Кувакин же воспринимал свою тайную роль всерьез. «Подхватил» он эту заразу не много ни мало во время Итальянского, вернее, даже Швейцарского похода Суворова. То, что Александр Васильевич, наше полководческое все, также был масоном, я знал и без подсказки «документов». Интересно, сильно ли ему это помогало в конкретном деле на Сент-Готарде?
Я громко хмыкнул.
— Что, смешно? — почему-то обиженным тоном поинтересовался сержант. Видимо, полковник сумел заразить его ощущением огромной важности этого дела. Юмор и масонство — вещи несовместные. Особенно в сознании сержанта. Я сказал, что это такой у меня чих, хотя мне было и правда смешно. Трясущаяся рука с фонариком, прыгающий текст, масоны… Хотя и для рефлексии оставалось место: а что если не подполковник смешон со своими потусторонними подозрениями, а я со своим легкомыслием? Драматургия наказания за самоуверенность так ведь и строится: сначала ты ходишь иронически поплевываешь, а потом лежишь кровью похаркиваешь.
Идем дальше.
На территории имения Белые Овраги был воздвигнут шестиугольный храм. Каждая из граней «соответствовала одной из логем “основного учения”»: Истина, Добро, Красота, Геометрия, Логика и Молчание». Венчался храм не крестом, а статуей Мудрости в полный рост и с толстой каменной книгой в руке. О внутреннем устройстве храма было известно немного, потому что внутрь пускали мало кого. Прозелитизма кувакинская «религия» не предполагала, любопытствующих отсекала, к радениям допускались, как в Вавилоне или Египте, только жрецы или приравненные к ним.

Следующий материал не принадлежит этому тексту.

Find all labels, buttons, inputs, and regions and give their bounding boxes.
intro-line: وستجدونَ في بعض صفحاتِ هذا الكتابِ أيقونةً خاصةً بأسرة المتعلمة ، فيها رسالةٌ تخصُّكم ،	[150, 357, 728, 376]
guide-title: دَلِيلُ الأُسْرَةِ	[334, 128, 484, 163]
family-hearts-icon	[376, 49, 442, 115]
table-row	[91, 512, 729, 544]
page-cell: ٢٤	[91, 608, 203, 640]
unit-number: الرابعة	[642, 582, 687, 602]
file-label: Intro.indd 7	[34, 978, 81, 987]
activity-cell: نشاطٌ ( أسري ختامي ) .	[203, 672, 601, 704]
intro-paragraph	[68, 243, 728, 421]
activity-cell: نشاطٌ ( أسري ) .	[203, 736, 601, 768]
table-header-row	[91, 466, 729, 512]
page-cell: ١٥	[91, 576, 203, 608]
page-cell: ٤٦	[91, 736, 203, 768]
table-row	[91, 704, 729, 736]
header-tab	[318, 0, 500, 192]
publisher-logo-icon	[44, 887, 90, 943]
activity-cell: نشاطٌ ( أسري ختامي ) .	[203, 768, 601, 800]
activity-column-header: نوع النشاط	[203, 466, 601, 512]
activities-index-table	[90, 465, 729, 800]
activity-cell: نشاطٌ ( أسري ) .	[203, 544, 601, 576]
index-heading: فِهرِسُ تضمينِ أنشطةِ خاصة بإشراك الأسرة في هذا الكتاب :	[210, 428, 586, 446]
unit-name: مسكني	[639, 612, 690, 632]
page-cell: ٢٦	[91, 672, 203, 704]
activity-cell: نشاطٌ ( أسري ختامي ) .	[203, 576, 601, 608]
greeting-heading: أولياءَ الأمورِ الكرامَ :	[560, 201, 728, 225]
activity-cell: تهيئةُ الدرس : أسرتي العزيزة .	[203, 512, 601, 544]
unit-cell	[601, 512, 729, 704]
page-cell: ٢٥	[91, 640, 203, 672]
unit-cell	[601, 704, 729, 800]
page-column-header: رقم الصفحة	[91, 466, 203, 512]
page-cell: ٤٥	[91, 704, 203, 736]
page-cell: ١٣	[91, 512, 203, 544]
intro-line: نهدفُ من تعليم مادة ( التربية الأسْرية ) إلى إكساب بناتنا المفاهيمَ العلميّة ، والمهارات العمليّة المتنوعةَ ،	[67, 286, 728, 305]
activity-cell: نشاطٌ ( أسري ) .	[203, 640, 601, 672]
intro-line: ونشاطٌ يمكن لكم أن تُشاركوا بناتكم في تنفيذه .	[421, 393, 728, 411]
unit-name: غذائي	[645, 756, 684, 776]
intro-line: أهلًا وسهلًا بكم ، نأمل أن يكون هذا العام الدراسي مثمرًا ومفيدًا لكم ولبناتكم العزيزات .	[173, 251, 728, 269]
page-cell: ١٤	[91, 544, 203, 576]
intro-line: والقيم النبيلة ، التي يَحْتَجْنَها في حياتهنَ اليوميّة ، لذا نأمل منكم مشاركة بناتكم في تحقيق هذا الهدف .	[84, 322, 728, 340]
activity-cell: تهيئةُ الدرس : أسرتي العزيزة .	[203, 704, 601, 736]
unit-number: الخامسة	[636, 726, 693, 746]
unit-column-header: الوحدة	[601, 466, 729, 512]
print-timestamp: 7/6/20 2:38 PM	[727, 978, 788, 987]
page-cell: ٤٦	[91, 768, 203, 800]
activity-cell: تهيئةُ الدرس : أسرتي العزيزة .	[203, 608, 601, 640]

Тайна радений останется тайной навсегда, потому что от храма теперь остался лишь фундамент — шестиугольный, но молчаливый. Описания литургий не осталось. Хотя не исключено ведь, что старое и тайное знание стекло по разрушаемым временем стенам и залегло в корнях храма. И когда-нибудь корни эти воспалятся в десне ближайшего Подмосковья. В разные периоды девятнадцатого и двадцатого веков предпринимались попытки раскопок в районе фундамента, но всякий раз что-нибудь мешало — то крестьянский бунт, то кремлевский приказ.

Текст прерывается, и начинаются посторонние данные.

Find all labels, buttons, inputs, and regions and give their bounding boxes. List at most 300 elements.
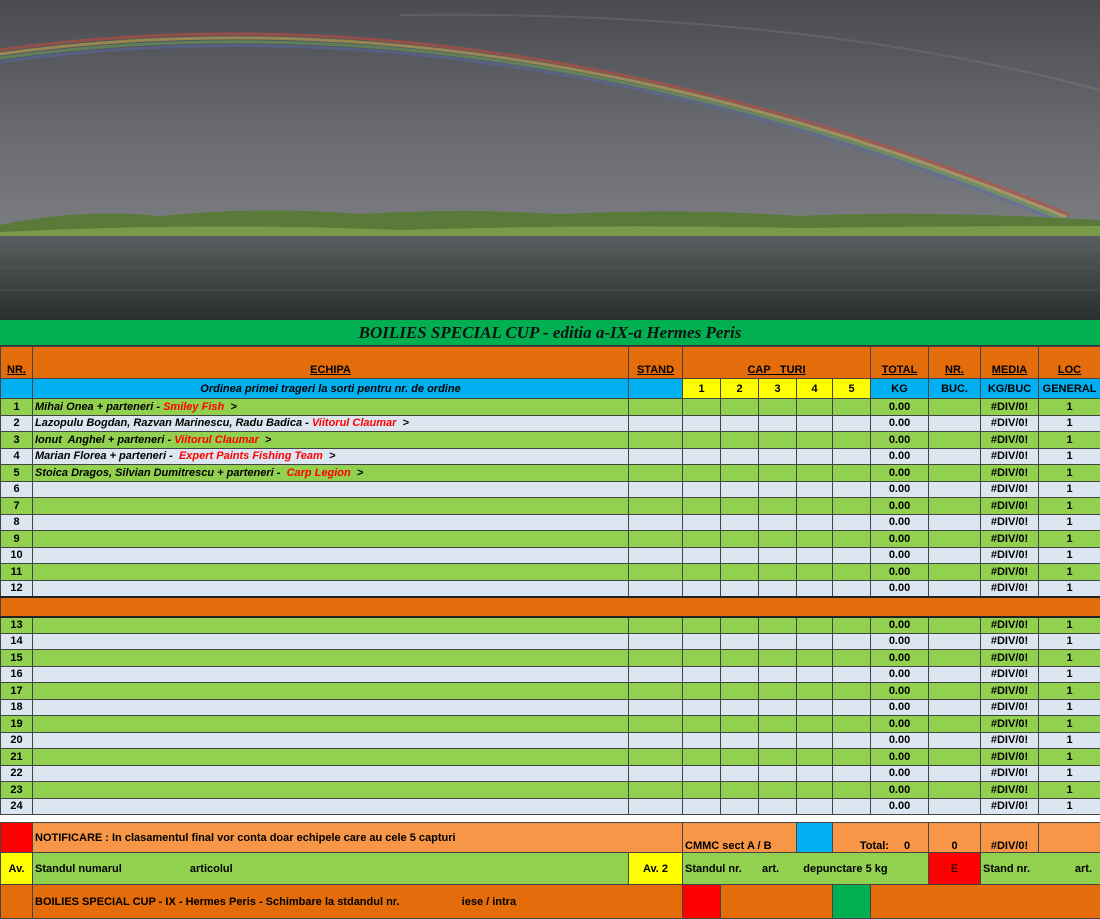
row-round-3: [759, 514, 797, 531]
row-round-4: [797, 531, 833, 548]
row-round-4: [797, 432, 833, 449]
row-buc: [929, 498, 981, 515]
header-cap-turi: [683, 347, 871, 379]
subheader-blank: [1, 379, 33, 399]
row-round-2: [721, 765, 759, 782]
row-round-5: [833, 765, 871, 782]
team-name: Marian Florea + parteneri -: [35, 450, 179, 462]
row-total-kg: 0.00: [871, 498, 929, 515]
row-stand: [629, 666, 683, 683]
footer-total-text: Total:: [860, 840, 889, 852]
header-row: [1, 347, 1100, 379]
row-round-4: [797, 580, 833, 597]
row-media: #DIV/0!: [981, 798, 1039, 815]
row-round-3: [759, 580, 797, 597]
row-round-5: [833, 650, 871, 667]
row-media: #DIV/0!: [981, 498, 1039, 515]
row-nr: 3: [1, 432, 33, 449]
footer-total-buc: 0: [929, 823, 981, 853]
row-stand: [629, 650, 683, 667]
team-club: Smiley Fish: [163, 401, 224, 413]
row-round-4: [797, 481, 833, 498]
header-photo-rainbow-lake: [0, 0, 1100, 320]
table-row: [1, 547, 1100, 564]
footer-red-cell: [1, 823, 33, 853]
row-round-3: [759, 617, 797, 634]
row-media: #DIV/0!: [981, 448, 1039, 465]
row-team: [33, 716, 629, 733]
subheader-buc: BUC.: [929, 379, 981, 399]
row-stand: [629, 798, 683, 815]
row-buc: [929, 399, 981, 416]
row-round-2: [721, 432, 759, 449]
row-team: [33, 749, 629, 766]
row-round-4: [797, 666, 833, 683]
row-round-3: [759, 798, 797, 815]
row-round-5: [833, 399, 871, 416]
row-round-2: [721, 716, 759, 733]
row-total-kg: 0.00: [871, 580, 929, 597]
row-round-4: [797, 415, 833, 432]
row-round-5: [833, 732, 871, 749]
row-media: #DIV/0!: [981, 564, 1039, 581]
row-total-kg: 0.00: [871, 617, 929, 634]
row-round-2: [721, 547, 759, 564]
row-round-4: [797, 749, 833, 766]
table-row: [1, 650, 1100, 667]
footer-total-kg: 0: [892, 840, 922, 852]
row-loc: 1: [1039, 547, 1100, 564]
footer-total-media: #DIV/0!: [981, 823, 1039, 853]
row-loc: 1: [1039, 531, 1100, 548]
table-row: [1, 415, 1100, 432]
row-media: #DIV/0!: [981, 666, 1039, 683]
row-round-4: [797, 617, 833, 634]
team-name: Lazopulu Bogdan, Razvan Marinescu, Radu Badica -: [35, 417, 312, 429]
row-media: #DIV/0!: [981, 415, 1039, 432]
header-turi: TURI: [780, 364, 806, 376]
row-stand: [629, 448, 683, 465]
header-loc: LOC: [1039, 347, 1100, 379]
row-team: [33, 432, 629, 449]
row-round-3: [759, 749, 797, 766]
row-loc: 1: [1039, 666, 1100, 683]
row-round-3: [759, 415, 797, 432]
team-arrow: >: [259, 434, 272, 446]
row-media: #DIV/0!: [981, 465, 1039, 482]
row-buc: [929, 465, 981, 482]
table-row: [1, 465, 1100, 482]
footer-e: E: [929, 853, 981, 885]
row-round-1: [683, 749, 721, 766]
row-loc: 1: [1039, 699, 1100, 716]
row-total-kg: 0.00: [871, 749, 929, 766]
row-round-2: [721, 732, 759, 749]
row-media: #DIV/0!: [981, 617, 1039, 634]
row-round-2: [721, 650, 759, 667]
row-loc: 1: [1039, 498, 1100, 515]
row-total-kg: 0.00: [871, 448, 929, 465]
row-loc: 1: [1039, 448, 1100, 465]
row-total-kg: 0.00: [871, 547, 929, 564]
row-round-1: [683, 617, 721, 634]
row-buc: [929, 782, 981, 799]
footer-stand-nr-cell: [981, 853, 1100, 885]
group-separator: [1, 597, 1100, 617]
row-total-kg: 0.00: [871, 465, 929, 482]
row-buc: [929, 514, 981, 531]
row-nr: 2: [1, 415, 33, 432]
footer-art: art.: [762, 863, 779, 875]
row-team: [33, 580, 629, 597]
row-round-3: [759, 650, 797, 667]
row-team: [33, 650, 629, 667]
table-row: [1, 782, 1100, 799]
row-round-4: [797, 699, 833, 716]
footer-blank: [1039, 823, 1100, 853]
header-cap: CAP: [747, 364, 770, 376]
table-row: [1, 580, 1100, 597]
table-row: [1, 564, 1100, 581]
footer-standul-numarul: Standul numarul: [35, 863, 122, 875]
row-round-1: [683, 782, 721, 799]
row-loc: 1: [1039, 514, 1100, 531]
row-round-3: [759, 465, 797, 482]
row-round-5: [833, 699, 871, 716]
table-row: [1, 765, 1100, 782]
row-round-2: [721, 498, 759, 515]
row-buc: [929, 448, 981, 465]
row-nr: 23: [1, 782, 33, 799]
row-loc: 1: [1039, 650, 1100, 667]
row-team: [33, 633, 629, 650]
table-row: [1, 432, 1100, 449]
row-nr: 24: [1, 798, 33, 815]
row-round-3: [759, 432, 797, 449]
footer-stand-nr: Stand nr.: [983, 863, 1030, 875]
row-buc: [929, 699, 981, 716]
row-team: [33, 481, 629, 498]
row-buc: [929, 531, 981, 548]
row-round-2: [721, 683, 759, 700]
row-round-1: [683, 650, 721, 667]
row-round-2: [721, 481, 759, 498]
row-media: #DIV/0!: [981, 683, 1039, 700]
row-round-1: [683, 415, 721, 432]
row-stand: [629, 683, 683, 700]
row-media: #DIV/0!: [981, 782, 1039, 799]
footer-green-cell: [833, 885, 871, 919]
team-arrow: >: [323, 450, 336, 462]
row-team: [33, 765, 629, 782]
row-round-1: [683, 699, 721, 716]
row-stand: [629, 432, 683, 449]
header-nr2: NR.: [929, 347, 981, 379]
header-stand: STAND: [629, 347, 683, 379]
row-team: [33, 617, 629, 634]
row-team: [33, 415, 629, 432]
row-round-3: [759, 699, 797, 716]
row-nr: 21: [1, 749, 33, 766]
footer-schimbare: BOILIES SPECIAL CUP - IX - Hermes Peris - Schimbare la stdandul nr.: [35, 896, 400, 908]
row-buc: [929, 798, 981, 815]
table-row: [1, 531, 1100, 548]
row-media: #DIV/0!: [981, 650, 1039, 667]
row-round-3: [759, 633, 797, 650]
row-stand: [629, 564, 683, 581]
row-total-kg: 0.00: [871, 481, 929, 498]
row-round-1: [683, 448, 721, 465]
row-round-1: [683, 465, 721, 482]
row-nr: 15: [1, 650, 33, 667]
row-round-5: [833, 749, 871, 766]
row-round-1: [683, 666, 721, 683]
footer-red-2: [683, 885, 721, 919]
row-buc: [929, 415, 981, 432]
round-3: 3: [759, 379, 797, 399]
team-club: Viitorul Claumar: [174, 434, 259, 446]
row-loc: 1: [1039, 732, 1100, 749]
row-round-5: [833, 633, 871, 650]
row-round-3: [759, 716, 797, 733]
row-loc: 1: [1039, 415, 1100, 432]
row-total-kg: 0.00: [871, 399, 929, 416]
row-round-1: [683, 498, 721, 515]
row-loc: 1: [1039, 580, 1100, 597]
footer-cmmc: CMMC sect A / B: [683, 823, 797, 853]
table-row: [1, 683, 1100, 700]
round-5: 5: [833, 379, 871, 399]
table-row: [1, 749, 1100, 766]
footer-orange-3: [871, 885, 1100, 919]
row-media: #DIV/0!: [981, 580, 1039, 597]
subheader-subtitle: Ordinea primei trageri la sorti pentru nr. de ordine: [33, 379, 629, 399]
subheader-row: [1, 379, 1100, 399]
row-round-4: [797, 798, 833, 815]
row-round-1: [683, 531, 721, 548]
table-row: [1, 448, 1100, 465]
row-stand: [629, 481, 683, 498]
row-media: #DIV/0!: [981, 749, 1039, 766]
row-round-5: [833, 547, 871, 564]
row-round-5: [833, 617, 871, 634]
row-round-4: [797, 765, 833, 782]
team-arrow: >: [224, 401, 237, 413]
row-round-4: [797, 650, 833, 667]
row-round-5: [833, 580, 871, 597]
table-row: [1, 666, 1100, 683]
header-nr: NR.: [1, 347, 33, 379]
row-round-5: [833, 782, 871, 799]
row-round-3: [759, 547, 797, 564]
row-round-2: [721, 633, 759, 650]
footer-total-label: [833, 823, 929, 853]
row-total-kg: 0.00: [871, 782, 929, 799]
row-round-1: [683, 798, 721, 815]
row-round-3: [759, 765, 797, 782]
row-round-2: [721, 514, 759, 531]
row-buc: [929, 633, 981, 650]
row-round-2: [721, 798, 759, 815]
row-round-4: [797, 399, 833, 416]
row-round-5: [833, 448, 871, 465]
row-media: #DIV/0!: [981, 432, 1039, 449]
table-row: [1, 514, 1100, 531]
row-round-2: [721, 564, 759, 581]
row-round-2: [721, 580, 759, 597]
subheader-kgbuc: KG/BUC: [981, 379, 1039, 399]
footer-blue-cell: [797, 823, 833, 853]
row-loc: 1: [1039, 716, 1100, 733]
team-club: Expert Paints Fishing Team: [179, 450, 323, 462]
row-nr: 5: [1, 465, 33, 482]
row-round-5: [833, 531, 871, 548]
team-name: Stoica Dragos, Silvian Dumitrescu + parteneri -: [35, 467, 287, 479]
footer-schimbare-cell: [33, 885, 683, 919]
row-buc: [929, 432, 981, 449]
row-round-1: [683, 765, 721, 782]
row-round-2: [721, 749, 759, 766]
row-round-3: [759, 782, 797, 799]
row-team: [33, 399, 629, 416]
row-buc: [929, 749, 981, 766]
row-round-1: [683, 481, 721, 498]
row-stand: [629, 716, 683, 733]
team-arrow: >: [396, 417, 409, 429]
round-1: 1: [683, 379, 721, 399]
row-stand: [629, 732, 683, 749]
row-round-5: [833, 465, 871, 482]
row-nr: 4: [1, 448, 33, 465]
row-round-3: [759, 481, 797, 498]
row-nr: 10: [1, 547, 33, 564]
row-round-1: [683, 732, 721, 749]
footer-orange-blank: [1, 885, 33, 919]
row-round-1: [683, 683, 721, 700]
header-media: MEDIA: [981, 347, 1039, 379]
row-nr: 19: [1, 716, 33, 733]
subheader-kg: KG: [871, 379, 929, 399]
row-loc: 1: [1039, 633, 1100, 650]
row-round-1: [683, 564, 721, 581]
row-round-2: [721, 617, 759, 634]
row-buc: [929, 765, 981, 782]
header-echipa: ECHIPA: [33, 347, 629, 379]
row-media: #DIV/0!: [981, 765, 1039, 782]
row-round-3: [759, 732, 797, 749]
row-buc: [929, 650, 981, 667]
row-media: #DIV/0!: [981, 399, 1039, 416]
row-stand: [629, 531, 683, 548]
footer-schimbare-row: [1, 885, 1100, 919]
team-club: Viitorul Claumar: [312, 417, 397, 429]
row-team: [33, 732, 629, 749]
table-row: [1, 481, 1100, 498]
row-nr: 20: [1, 732, 33, 749]
row-media: #DIV/0!: [981, 732, 1039, 749]
row-loc: 1: [1039, 749, 1100, 766]
footer-table: [0, 822, 1100, 919]
row-total-kg: 0.00: [871, 531, 929, 548]
row-round-3: [759, 564, 797, 581]
row-team: [33, 547, 629, 564]
row-total-kg: 0.00: [871, 415, 929, 432]
row-round-2: [721, 666, 759, 683]
table-row: [1, 633, 1100, 650]
row-buc: [929, 481, 981, 498]
row-round-1: [683, 716, 721, 733]
row-total-kg: 0.00: [871, 699, 929, 716]
row-nr: 8: [1, 514, 33, 531]
row-round-4: [797, 514, 833, 531]
footer-notificare-row: [1, 823, 1100, 853]
table-row: [1, 399, 1100, 416]
table-row: [1, 732, 1100, 749]
row-loc: 1: [1039, 765, 1100, 782]
row-buc: [929, 732, 981, 749]
separator-cell: [1, 597, 1100, 617]
row-round-4: [797, 716, 833, 733]
row-total-kg: 0.00: [871, 683, 929, 700]
row-round-4: [797, 564, 833, 581]
row-stand: [629, 547, 683, 564]
row-round-3: [759, 683, 797, 700]
team-name: Mihai Onea + parteneri -: [35, 401, 163, 413]
row-round-5: [833, 798, 871, 815]
footer-standul-nr-cell: [683, 853, 929, 885]
row-nr: 13: [1, 617, 33, 634]
row-stand: [629, 633, 683, 650]
row-round-2: [721, 399, 759, 416]
row-media: #DIV/0!: [981, 514, 1039, 531]
row-round-2: [721, 448, 759, 465]
row-team: [33, 782, 629, 799]
row-total-kg: 0.00: [871, 765, 929, 782]
row-media: #DIV/0!: [981, 531, 1039, 548]
row-round-1: [683, 432, 721, 449]
header-total: TOTAL: [871, 347, 929, 379]
results-table: [0, 346, 1100, 815]
row-team: [33, 514, 629, 531]
row-round-4: [797, 465, 833, 482]
row-loc: 1: [1039, 683, 1100, 700]
row-round-1: [683, 399, 721, 416]
row-buc: [929, 580, 981, 597]
row-round-1: [683, 633, 721, 650]
row-media: #DIV/0!: [981, 716, 1039, 733]
row-nr: 14: [1, 633, 33, 650]
row-nr: 16: [1, 666, 33, 683]
footer-art2: art.: [1075, 863, 1098, 875]
row-team: [33, 448, 629, 465]
row-buc: [929, 716, 981, 733]
row-nr: 12: [1, 580, 33, 597]
row-media: #DIV/0!: [981, 633, 1039, 650]
row-total-kg: 0.00: [871, 716, 929, 733]
footer-depunctare: depunctare 5 kg: [803, 863, 887, 875]
row-round-4: [797, 683, 833, 700]
table-row: [1, 498, 1100, 515]
row-nr: 6: [1, 481, 33, 498]
row-round-2: [721, 415, 759, 432]
row-team: [33, 531, 629, 548]
row-nr: 11: [1, 564, 33, 581]
row-nr: 22: [1, 765, 33, 782]
row-total-kg: 0.00: [871, 633, 929, 650]
row-buc: [929, 683, 981, 700]
footer-av2: Av. 2: [629, 853, 683, 885]
row-loc: 1: [1039, 564, 1100, 581]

В материалах намекалось, что и внезапная ярость окрестных крестьян в 1897 году явно была кем-то инспирирована и проплачена очень щедрой водкой неизвестного происхождения; и приказ из «органов» явился не совсем обычным образом. Послушная советская археология в тот, 1928 год, тихо свернула свои палатки и заступы и отбыла. Один, самый неугомонный кандидат наук, попытавшийся навести справки — а почему, собственно, отдан такой приказ и от кого именно он исходил, был резко одернут кем надо. Не «он» даже, а «она»: некая кандидат исторических наук Евгения Ракеева.